DEEP Out of scope unless ops reveal sustained cache use. Default: OUTLINE.
Preview: what OUTLINE will answer
When Y5 Phase 46 promotes this entry to OUTLINE, it will name:
- PROBLEM. How do you reduce LLM inference cost and latency by not recomputing responses to repeated or similar queries?
- PRINCIPLES. Exact caching for mechanically-repeated prompts. Semantic caching for paraphrases. TTL for freshness. Measure hit rate and poisoning rate. Combine with routing and provider-level caching. Cache invalidation matters.
- TRADE-OFFS. Exact (safe, misses paraphrases) vs semantic (catches variations, poisoning risk). Application-level (control) vs provider-level (Anthropic/OpenAI caching — automatic, less flexible). Aggressive TTL (fresh, low hit rate) vs long TTL (stale risk, high hit rate). Semantic threshold high (few hits, safe) vs low (many hits, risk).
- TOOLS (time-stamped as of 2026-06): Redis + pgvector (basecamp default), GPTCache, LangChain cache, LiteLLM cache, Portkey cache, Helicone cache, vLLM prefix caching, SGLang radix attention, Anthropic/OpenAI provider-level caching.

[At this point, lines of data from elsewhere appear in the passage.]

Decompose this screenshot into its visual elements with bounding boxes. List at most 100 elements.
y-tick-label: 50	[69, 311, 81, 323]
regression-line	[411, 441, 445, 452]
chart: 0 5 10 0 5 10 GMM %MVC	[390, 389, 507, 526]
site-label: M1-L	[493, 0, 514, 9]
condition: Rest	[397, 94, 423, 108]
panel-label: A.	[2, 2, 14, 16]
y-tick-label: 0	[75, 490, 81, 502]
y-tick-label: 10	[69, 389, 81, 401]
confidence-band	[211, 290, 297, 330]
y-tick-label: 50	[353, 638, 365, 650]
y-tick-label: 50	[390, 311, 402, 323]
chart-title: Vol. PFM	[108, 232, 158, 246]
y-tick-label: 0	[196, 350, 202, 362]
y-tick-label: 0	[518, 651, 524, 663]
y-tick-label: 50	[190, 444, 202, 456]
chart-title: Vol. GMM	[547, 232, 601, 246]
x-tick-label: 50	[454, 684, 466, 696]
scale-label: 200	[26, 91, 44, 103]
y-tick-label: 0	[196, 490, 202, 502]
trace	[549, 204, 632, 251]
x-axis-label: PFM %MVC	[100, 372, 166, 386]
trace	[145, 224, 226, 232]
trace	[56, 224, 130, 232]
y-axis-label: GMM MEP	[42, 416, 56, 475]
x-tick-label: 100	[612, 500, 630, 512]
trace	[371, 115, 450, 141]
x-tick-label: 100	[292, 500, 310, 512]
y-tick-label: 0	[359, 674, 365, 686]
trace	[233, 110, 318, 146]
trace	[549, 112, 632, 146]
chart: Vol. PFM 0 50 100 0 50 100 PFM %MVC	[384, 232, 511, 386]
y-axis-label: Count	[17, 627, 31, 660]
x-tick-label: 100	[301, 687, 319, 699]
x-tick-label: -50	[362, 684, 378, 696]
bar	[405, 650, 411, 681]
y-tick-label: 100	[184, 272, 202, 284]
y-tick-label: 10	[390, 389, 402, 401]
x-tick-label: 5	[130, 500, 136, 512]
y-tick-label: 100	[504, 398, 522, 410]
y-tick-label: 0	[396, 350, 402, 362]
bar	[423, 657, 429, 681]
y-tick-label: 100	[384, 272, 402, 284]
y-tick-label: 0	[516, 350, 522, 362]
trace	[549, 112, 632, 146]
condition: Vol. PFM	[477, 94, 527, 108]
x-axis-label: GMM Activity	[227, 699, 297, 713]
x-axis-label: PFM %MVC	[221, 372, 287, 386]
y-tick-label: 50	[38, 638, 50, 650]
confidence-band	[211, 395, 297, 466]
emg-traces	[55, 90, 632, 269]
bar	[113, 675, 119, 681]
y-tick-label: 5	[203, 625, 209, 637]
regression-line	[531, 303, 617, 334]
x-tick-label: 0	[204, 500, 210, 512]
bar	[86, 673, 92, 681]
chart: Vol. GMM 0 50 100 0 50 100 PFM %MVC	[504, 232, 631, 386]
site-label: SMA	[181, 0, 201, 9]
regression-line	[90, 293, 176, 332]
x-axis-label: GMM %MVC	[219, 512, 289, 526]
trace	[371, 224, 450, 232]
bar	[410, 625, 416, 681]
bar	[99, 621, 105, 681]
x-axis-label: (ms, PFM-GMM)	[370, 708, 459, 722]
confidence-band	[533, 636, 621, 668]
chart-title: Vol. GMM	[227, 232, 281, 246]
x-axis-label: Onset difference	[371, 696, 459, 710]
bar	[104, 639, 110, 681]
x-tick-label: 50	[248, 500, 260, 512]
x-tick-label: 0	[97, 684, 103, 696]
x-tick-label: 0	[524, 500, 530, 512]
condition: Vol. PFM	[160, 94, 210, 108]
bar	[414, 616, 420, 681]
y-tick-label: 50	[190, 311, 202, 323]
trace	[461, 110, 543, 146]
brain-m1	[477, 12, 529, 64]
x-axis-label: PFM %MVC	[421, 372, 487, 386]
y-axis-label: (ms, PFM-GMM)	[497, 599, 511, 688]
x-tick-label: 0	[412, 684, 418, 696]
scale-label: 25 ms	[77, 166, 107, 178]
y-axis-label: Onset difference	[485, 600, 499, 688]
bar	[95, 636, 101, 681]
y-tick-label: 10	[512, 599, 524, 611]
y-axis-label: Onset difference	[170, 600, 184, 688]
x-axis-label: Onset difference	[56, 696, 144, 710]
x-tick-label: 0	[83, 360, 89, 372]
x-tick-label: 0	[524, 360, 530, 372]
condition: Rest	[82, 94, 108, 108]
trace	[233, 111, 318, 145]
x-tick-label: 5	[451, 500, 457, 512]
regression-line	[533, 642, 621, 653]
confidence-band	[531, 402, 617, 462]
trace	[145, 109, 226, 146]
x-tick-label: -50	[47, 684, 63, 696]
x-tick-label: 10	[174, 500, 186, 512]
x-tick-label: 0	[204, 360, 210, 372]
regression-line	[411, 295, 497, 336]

The DEEP promotion is out of scope for basecamp default; if pursued, it would add MASTERY (operating cache with measured hit and poisoning rates), COMPARE (application-level vs provider-level caching), OPERATE (a specific cache-configuration event), and CONTRIBUTE (a GPTCache or LiteLLM documentation improvement).
Canonical references
- GPTCache documentation. Free at github.com/zilliztech/GPTCache.
- vLLM documentation on automatic prefix caching. Free.
- Anthropic prompt caching documentation. Free at anthropic.com.
- OpenAI prompt caching documentation. Free.
- Portkey and Helicone blogs on LLM caching patterns. Free.